From: Sasha Levin <sashal@kernel.org>
To: linux-kernel@vger.kernel.org, stable@vger.kernel.org
Cc: Junaid Shahid <junaids@google.com>,
Paolo Bonzini <pbonzini@redhat.com>,
Sasha Levin <sashal@kernel.org>,
seanjc@google.com, tglx@linutronix.de, mingo@redhat.com,
bp@alien8.de, dave.hansen@linux.intel.com, x86@kernel.org,
kvm@vger.kernel.org
Subject: [PATCH AUTOSEL 5.19 06/38] kvm: x86: mmu: Always flush TLBs when enabling dirty logging
Date: Sat, 10 Sep 2022 17:15:51 -0400 [thread overview]
Message-ID: <20220910211623.69825-6-sashal@kernel.org> (raw)
In-Reply-To: <20220910211623.69825-1-sashal@kernel.org>
From: Junaid Shahid <junaids@google.com>
[ Upstream commit b64d740ea7ddc929d97b28de4c0665f7d5db9e2a ]
When A/D bits are not available, KVM uses a software access tracking
mechanism, which involves making the SPTEs inaccessible. However,
the clear_young() MMU notifier does not flush TLBs. So it is possible
that there may still be stale, potentially writable, TLB entries.
This is usually fine, but can be problematic when enabling dirty
logging, because it currently only does a TLB flush if any SPTEs were
modified. But if all SPTEs are in access-tracked state, then there
won't be a TLB flush, which means that the guest could still possibly
write to memory and not have it reflected in the dirty bitmap.
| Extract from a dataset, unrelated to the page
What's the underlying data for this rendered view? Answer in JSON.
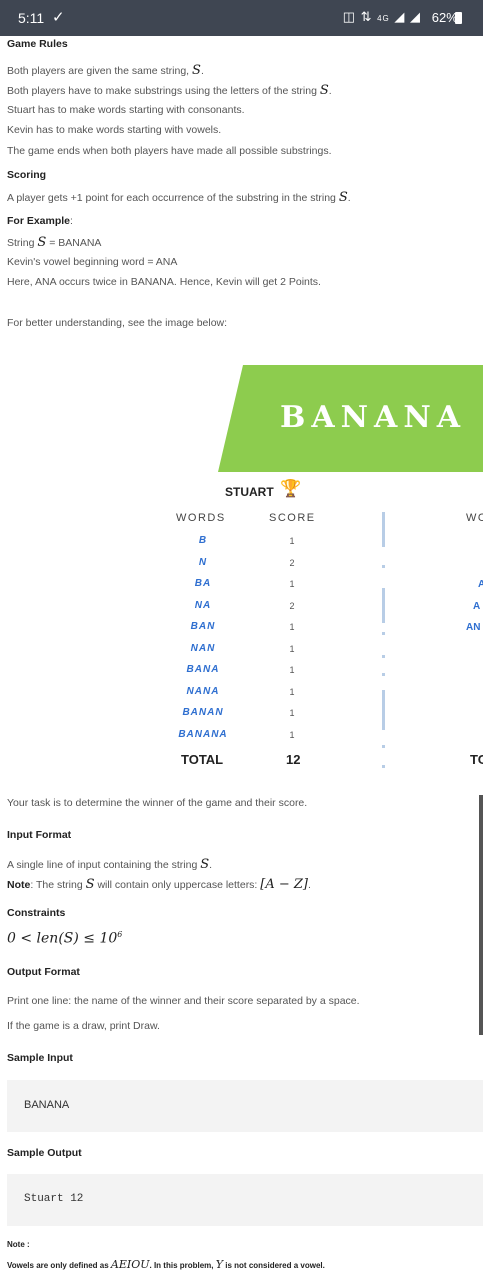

So just unconditionally flush the TLBs when enabling dirty logging.
As an alternative, KVM could explicitly check the MMU-Writable bit when
write-protecting SPTEs to decide if a flush is needed (instead of
checking the Writable bit), but given that a flush almost always happens
anyway, so just making it unconditional seems simpler.
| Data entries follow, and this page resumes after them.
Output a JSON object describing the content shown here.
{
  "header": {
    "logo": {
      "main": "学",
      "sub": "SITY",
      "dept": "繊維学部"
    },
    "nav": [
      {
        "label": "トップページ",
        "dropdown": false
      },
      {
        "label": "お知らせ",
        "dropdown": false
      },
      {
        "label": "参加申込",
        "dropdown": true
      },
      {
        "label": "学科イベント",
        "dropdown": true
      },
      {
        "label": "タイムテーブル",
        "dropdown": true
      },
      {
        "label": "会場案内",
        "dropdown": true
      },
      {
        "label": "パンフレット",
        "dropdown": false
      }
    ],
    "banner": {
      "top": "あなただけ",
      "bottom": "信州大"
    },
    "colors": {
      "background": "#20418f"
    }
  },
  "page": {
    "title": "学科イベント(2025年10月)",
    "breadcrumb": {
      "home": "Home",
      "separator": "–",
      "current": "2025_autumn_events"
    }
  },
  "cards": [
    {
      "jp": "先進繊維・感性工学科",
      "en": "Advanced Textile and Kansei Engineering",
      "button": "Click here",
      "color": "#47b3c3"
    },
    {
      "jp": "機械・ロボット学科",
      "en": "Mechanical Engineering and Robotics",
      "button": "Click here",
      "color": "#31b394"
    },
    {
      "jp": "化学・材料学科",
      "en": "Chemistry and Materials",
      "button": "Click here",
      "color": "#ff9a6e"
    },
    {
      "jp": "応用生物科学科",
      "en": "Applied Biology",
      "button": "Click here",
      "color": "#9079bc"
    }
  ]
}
Signed-off-by: Junaid Shahid <junaids@google.com>
Message-Id: <20220810224939.2611160-1-junaids@google.com>
Signed-off-by: Paolo Bonzini <pbonzini@redhat.com>
Signed-off-by: Sasha Levin <sashal@kernel.org>
---
arch/x86/kvm/mmu/mmu.c | 45 +++++++----------------------------------
arch/x86/kvm/mmu/spte.h | 14 +++++++++----
arch/x86/kvm/x86.c | 44 ++++++++++++++++++++++++++++++++++++++++
3 files changed, 61 insertions(+), 42 deletions(-)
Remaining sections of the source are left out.